The data Entuity collects can also be exported for use in other, specialist tools, such as security software, via a well-provisioned RESTful API that can provide access to that data on an as-needed basis.

Modern architecture

This kind of all-encompassing data center network management requires the right core architecture to be workable, partly for the purpose of simply collecting all the data required to genuinely monitor and manage the network, and partly to ensure that it can scale.

“The way we approach it is that every server that gets deployed in our multi-server architecture, runs exactly the same software suite. That's important. You can imagine an architecture where you put a database over here on that server, you put ‘pollers’ over there on those servers, a user interface front end on that server over there, and maybe some NetFlow monitoring on the server over there.

“It becomes a Franken monster very quickly, just to try and maintain it; a real nightmare,” explains Diamond.

He continues: “So we've got exactly the same software on every single server, and they interlink. Then you access it from just one node and that gives you visibility to everything within the limit of your permissioning.
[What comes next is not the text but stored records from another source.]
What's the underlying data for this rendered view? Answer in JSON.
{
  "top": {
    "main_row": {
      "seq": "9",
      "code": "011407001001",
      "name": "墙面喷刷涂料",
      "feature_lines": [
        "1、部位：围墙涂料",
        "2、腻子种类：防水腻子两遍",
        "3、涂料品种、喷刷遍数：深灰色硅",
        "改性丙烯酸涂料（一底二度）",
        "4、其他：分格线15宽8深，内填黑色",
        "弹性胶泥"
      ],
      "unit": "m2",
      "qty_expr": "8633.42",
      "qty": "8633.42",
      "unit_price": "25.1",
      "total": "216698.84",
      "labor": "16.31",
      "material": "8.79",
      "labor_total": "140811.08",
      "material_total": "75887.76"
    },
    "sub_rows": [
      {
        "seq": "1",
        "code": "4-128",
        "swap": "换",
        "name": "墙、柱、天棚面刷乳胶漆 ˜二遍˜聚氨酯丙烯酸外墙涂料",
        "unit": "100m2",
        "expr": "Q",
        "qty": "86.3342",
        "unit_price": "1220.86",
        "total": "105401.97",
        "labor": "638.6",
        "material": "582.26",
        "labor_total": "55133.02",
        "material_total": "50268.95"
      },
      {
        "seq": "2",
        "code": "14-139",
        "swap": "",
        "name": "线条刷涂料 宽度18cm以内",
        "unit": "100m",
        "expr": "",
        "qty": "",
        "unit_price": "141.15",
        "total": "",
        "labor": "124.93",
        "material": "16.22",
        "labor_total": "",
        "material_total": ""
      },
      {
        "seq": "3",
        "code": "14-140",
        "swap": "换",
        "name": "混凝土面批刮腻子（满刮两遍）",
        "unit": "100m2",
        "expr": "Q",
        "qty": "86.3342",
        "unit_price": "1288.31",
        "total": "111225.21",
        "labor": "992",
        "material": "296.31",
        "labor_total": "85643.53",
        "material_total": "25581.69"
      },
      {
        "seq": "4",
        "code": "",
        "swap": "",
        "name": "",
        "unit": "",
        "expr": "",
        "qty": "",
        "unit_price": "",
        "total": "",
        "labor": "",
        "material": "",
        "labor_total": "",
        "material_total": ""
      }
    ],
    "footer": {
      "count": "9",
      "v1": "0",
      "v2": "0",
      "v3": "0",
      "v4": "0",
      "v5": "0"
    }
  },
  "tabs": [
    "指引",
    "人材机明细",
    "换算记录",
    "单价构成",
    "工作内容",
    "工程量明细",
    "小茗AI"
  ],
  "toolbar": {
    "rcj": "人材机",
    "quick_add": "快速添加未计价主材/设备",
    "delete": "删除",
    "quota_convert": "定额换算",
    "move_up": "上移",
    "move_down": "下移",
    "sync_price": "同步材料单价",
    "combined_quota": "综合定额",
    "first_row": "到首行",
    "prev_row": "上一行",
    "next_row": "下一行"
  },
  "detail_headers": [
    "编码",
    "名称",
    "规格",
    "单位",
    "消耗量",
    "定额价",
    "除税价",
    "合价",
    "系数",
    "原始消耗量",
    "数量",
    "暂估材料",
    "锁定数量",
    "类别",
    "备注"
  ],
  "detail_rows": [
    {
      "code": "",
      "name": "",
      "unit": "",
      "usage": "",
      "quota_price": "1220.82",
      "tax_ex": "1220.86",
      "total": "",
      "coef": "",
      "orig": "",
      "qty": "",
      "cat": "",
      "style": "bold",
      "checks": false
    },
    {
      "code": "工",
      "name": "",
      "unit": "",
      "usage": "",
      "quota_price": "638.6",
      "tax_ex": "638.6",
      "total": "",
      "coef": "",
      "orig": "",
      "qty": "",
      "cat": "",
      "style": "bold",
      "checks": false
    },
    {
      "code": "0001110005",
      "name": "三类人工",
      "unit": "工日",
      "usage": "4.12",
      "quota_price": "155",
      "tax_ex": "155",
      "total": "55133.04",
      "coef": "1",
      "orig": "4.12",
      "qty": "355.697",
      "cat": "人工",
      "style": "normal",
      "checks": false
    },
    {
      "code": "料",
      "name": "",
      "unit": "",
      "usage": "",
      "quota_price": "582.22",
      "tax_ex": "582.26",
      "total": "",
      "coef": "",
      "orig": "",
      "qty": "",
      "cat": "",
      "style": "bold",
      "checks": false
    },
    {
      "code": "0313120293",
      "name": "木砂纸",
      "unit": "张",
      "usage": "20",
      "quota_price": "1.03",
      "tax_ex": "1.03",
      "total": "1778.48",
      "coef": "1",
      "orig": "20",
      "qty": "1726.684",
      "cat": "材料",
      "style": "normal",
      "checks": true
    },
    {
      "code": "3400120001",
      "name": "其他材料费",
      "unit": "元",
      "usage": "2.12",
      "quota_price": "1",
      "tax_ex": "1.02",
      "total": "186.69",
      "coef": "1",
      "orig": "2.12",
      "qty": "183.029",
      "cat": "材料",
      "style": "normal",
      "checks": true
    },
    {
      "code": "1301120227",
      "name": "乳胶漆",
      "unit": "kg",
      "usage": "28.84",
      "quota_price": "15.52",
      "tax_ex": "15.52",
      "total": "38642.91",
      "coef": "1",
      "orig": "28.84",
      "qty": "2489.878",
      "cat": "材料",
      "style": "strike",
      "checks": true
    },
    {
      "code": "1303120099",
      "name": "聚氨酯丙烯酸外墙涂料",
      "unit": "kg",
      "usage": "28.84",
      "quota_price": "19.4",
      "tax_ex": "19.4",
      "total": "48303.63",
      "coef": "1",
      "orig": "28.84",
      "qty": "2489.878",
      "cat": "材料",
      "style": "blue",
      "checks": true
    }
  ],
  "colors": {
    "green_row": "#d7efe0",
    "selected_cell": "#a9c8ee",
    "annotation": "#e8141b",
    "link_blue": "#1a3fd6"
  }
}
“An administrator will be able to see everything, but then you can have users with more limited access, who aren't necessarily permitted to see everything, but they can see what they're permitted to see across all of the servers. The fact that it is implemented on multiple servers becomes somewhat invisible and irrelevant. It is one large virtual monitoring system that just happens to be implemented across multiple VMs.”
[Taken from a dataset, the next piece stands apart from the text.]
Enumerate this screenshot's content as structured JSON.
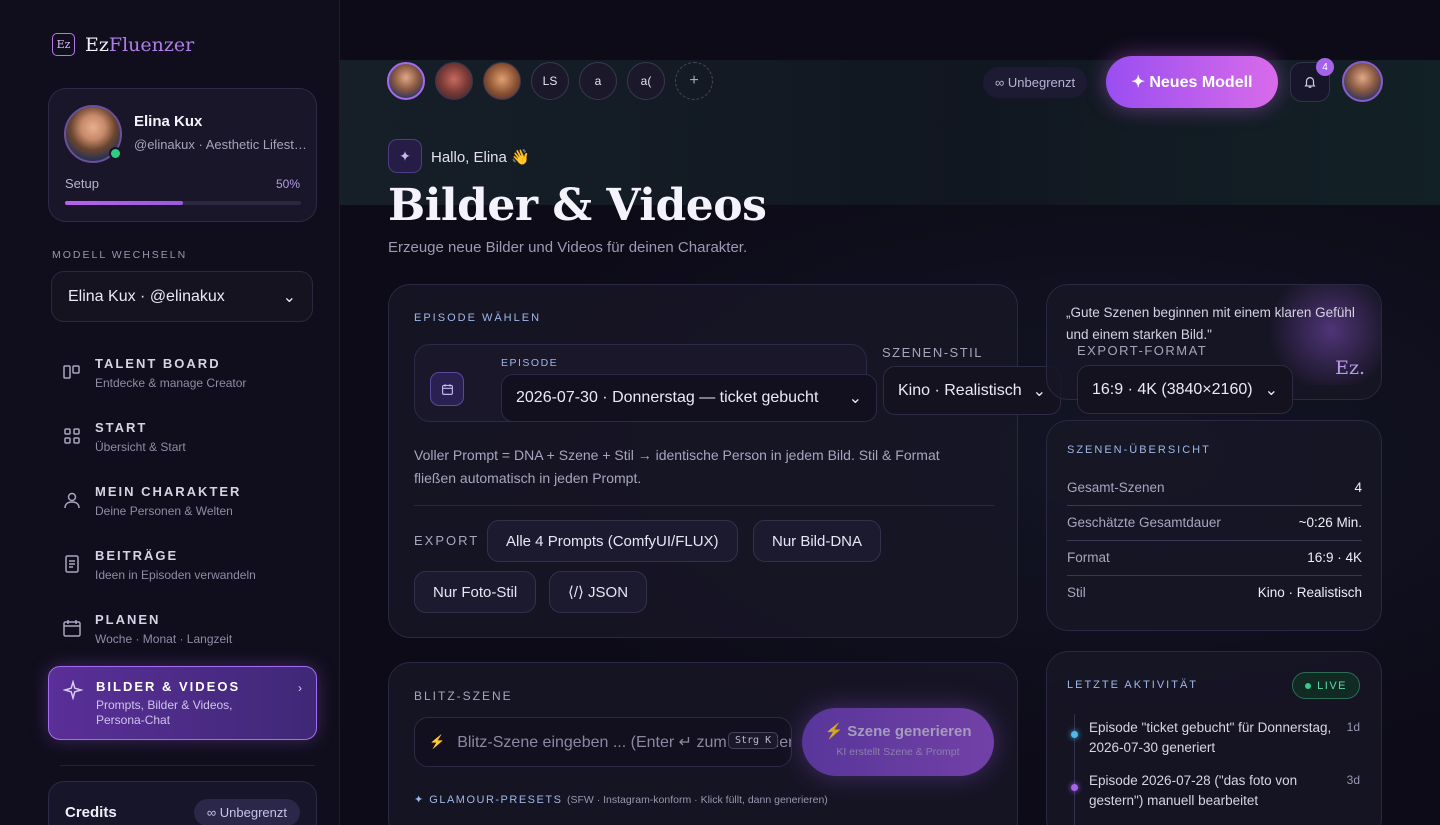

Ultimately, too, Entuity’s data center management software dovetails perfectly with owner Park Place’s core business – third-party maintenance. The information that Entuity can convey can not only help identify when a device, such as a server, is going wrong, but also the parts that are failing so that when a Park Place technician rocks up at the data center, he or she not only knows what’s wrong, but has the parts on-hand to install straightaway, as well.

“And we’re not nickel and diming our customers by licensing in terms of ports, either. We license by device because we want to encourage our customers to manage every port on their devices, not just to cherry pick the most important. We feel that it’s important to monitor everything,” says Diamond.

Of course, the pass mark for any data center network management software intelligence test isn’t necessarily monitoring everything, although that is an essential component, but doing so without overloading the team of analysts whose role is to use it to keep everything running smoothly.

“We’ve had managed service provider clients who used to have to bring-in an additional FTE [full-time equivalent] for every five or so typical-sized customers. Then they switched to Entuity and they can’t remember the last time they took on another FTE,” says Diamond.